The Mental Capacity Act 2005
Mental Capacity Act 2005
The Mental Capacity Act 2005 came into force in England and Wales in 2007. The Act aims to empower and protect people who may not be able to make some decisions for themselves. It also enables people to plan ahead in case they are unable to make important decisions for themselves in the future.
The Act applies to anyone aged 16 or over in England and Wales. It protects people with mental health problems as well as people with dementia, learning disabilities, or stroke or brain injuries. These people may find it difficult to make decisions some or all of the time. In addition, anyone can use the Act to plan ahead in case they are unable to make decisions in the future.

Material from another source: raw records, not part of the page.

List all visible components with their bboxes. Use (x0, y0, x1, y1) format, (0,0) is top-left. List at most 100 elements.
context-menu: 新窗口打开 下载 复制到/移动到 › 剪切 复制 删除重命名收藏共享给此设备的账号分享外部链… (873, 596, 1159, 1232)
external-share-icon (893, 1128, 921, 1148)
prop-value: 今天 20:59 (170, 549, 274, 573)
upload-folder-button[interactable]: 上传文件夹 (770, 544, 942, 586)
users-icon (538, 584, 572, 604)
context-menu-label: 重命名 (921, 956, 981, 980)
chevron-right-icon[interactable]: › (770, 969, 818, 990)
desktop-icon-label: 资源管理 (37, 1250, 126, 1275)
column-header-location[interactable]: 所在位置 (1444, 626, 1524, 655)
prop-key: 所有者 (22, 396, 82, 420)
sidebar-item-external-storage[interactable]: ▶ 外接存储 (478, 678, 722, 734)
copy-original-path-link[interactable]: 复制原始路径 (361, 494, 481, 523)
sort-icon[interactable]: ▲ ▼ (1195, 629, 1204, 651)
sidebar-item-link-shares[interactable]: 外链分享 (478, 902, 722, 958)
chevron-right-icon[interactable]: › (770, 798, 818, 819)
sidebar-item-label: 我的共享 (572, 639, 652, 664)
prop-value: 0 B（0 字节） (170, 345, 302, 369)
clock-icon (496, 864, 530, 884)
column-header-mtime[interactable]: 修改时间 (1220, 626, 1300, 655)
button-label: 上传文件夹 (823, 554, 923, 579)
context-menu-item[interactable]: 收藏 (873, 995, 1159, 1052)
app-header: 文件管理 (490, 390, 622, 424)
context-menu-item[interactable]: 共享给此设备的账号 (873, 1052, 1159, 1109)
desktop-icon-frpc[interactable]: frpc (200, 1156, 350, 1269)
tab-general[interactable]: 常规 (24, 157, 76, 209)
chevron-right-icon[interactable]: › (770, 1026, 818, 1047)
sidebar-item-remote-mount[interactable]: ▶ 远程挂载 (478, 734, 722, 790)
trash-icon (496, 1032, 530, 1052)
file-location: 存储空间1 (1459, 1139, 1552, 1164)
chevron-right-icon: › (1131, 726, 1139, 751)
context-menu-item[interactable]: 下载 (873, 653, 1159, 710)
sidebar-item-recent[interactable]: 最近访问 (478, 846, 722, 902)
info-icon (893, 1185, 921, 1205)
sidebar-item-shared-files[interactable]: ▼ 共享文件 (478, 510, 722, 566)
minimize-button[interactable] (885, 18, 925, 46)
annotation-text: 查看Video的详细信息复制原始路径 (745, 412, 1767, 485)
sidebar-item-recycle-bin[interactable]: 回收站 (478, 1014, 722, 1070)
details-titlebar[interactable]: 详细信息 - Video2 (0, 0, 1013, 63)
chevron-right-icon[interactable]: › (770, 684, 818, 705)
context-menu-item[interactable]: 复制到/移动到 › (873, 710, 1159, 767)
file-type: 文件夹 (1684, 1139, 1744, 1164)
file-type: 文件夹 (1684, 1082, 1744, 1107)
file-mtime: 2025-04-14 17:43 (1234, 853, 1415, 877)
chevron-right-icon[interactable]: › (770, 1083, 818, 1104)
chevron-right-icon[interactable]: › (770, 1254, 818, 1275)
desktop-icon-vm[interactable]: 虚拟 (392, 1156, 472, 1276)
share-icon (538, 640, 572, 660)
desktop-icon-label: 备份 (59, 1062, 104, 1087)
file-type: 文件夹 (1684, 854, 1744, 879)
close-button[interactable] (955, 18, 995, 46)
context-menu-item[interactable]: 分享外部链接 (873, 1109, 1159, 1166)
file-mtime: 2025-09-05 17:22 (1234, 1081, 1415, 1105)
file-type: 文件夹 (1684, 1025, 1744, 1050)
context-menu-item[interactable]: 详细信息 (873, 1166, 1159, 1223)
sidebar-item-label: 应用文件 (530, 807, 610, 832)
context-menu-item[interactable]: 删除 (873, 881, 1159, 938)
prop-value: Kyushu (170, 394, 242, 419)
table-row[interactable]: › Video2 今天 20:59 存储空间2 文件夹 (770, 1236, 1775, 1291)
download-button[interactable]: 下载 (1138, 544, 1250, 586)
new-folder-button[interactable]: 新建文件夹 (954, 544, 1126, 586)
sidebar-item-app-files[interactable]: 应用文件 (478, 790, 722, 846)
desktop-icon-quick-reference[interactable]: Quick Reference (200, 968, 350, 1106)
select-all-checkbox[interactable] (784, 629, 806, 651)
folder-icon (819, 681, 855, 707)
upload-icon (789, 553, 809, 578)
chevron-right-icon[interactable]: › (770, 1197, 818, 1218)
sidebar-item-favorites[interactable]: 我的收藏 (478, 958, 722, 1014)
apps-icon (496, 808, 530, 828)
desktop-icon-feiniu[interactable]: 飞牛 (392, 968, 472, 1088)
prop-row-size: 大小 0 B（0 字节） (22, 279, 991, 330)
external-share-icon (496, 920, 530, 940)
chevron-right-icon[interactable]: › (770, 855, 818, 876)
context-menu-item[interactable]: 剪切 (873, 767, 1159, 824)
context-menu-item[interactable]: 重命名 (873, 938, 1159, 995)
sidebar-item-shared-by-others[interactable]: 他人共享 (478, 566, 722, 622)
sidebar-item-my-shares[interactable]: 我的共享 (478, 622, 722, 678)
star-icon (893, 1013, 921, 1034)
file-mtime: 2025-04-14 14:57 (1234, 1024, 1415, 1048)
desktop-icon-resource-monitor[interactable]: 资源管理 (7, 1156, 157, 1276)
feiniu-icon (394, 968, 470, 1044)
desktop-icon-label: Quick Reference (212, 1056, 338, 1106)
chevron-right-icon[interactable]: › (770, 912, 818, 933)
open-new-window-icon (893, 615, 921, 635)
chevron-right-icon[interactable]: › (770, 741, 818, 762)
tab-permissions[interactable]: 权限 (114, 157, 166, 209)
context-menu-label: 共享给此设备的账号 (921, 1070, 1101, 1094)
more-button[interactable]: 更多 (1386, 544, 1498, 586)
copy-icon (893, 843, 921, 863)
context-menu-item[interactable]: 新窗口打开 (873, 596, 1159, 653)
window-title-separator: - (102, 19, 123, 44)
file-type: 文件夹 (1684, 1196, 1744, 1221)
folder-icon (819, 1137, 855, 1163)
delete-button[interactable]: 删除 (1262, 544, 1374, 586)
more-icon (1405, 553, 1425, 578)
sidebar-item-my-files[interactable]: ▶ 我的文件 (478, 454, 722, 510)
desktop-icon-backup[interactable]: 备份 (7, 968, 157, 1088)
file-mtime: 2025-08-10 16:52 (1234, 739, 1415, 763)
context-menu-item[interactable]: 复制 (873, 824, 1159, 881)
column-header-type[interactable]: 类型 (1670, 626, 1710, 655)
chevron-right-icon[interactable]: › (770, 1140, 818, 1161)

If you have 'mental capacity' you are able to make a particular decision for yourself. Mental capacity is not about someones capacity to make a range of decisions. The legal definition says that someone who lacks capacity cannot, due to an illness or disability such as a mental health problem, dementia or a learning disability, do the following:
- understand information given to them to make a particular decision
- retain that information long enough to be able to make the decision
- use or weigh up the information to make the decision
- communicate their decision
The Mental Capacity Act can apply to all sorts of decision such as:
- major decisions such as decisions about personal finance, social care or medical treatment
- everyday decisions such as decisions about what to wear or eat
The Act also explains how anyone can plan ahead for a time when they may lack mental capacity by using a Lasting Power of Attorney (LPA) to appoint someone to make decisions on their behalf. This includes decisions about property and financial affairs as well as health and personal welfare decisions. LPAs replace the existing Enduring Powers of Attorney (EPAs), although EPAs made before October 2007 can still be used.
The Act also enables you to make an 'advance decision to refuse treatment' if there is a particular treatment you would not want if you ever lack capacity to refuse it. Advance decisions are legally binding and must be followed by doctors, with the exception of compulsory detention or treatment for a mental disorder under the Mental Health Act.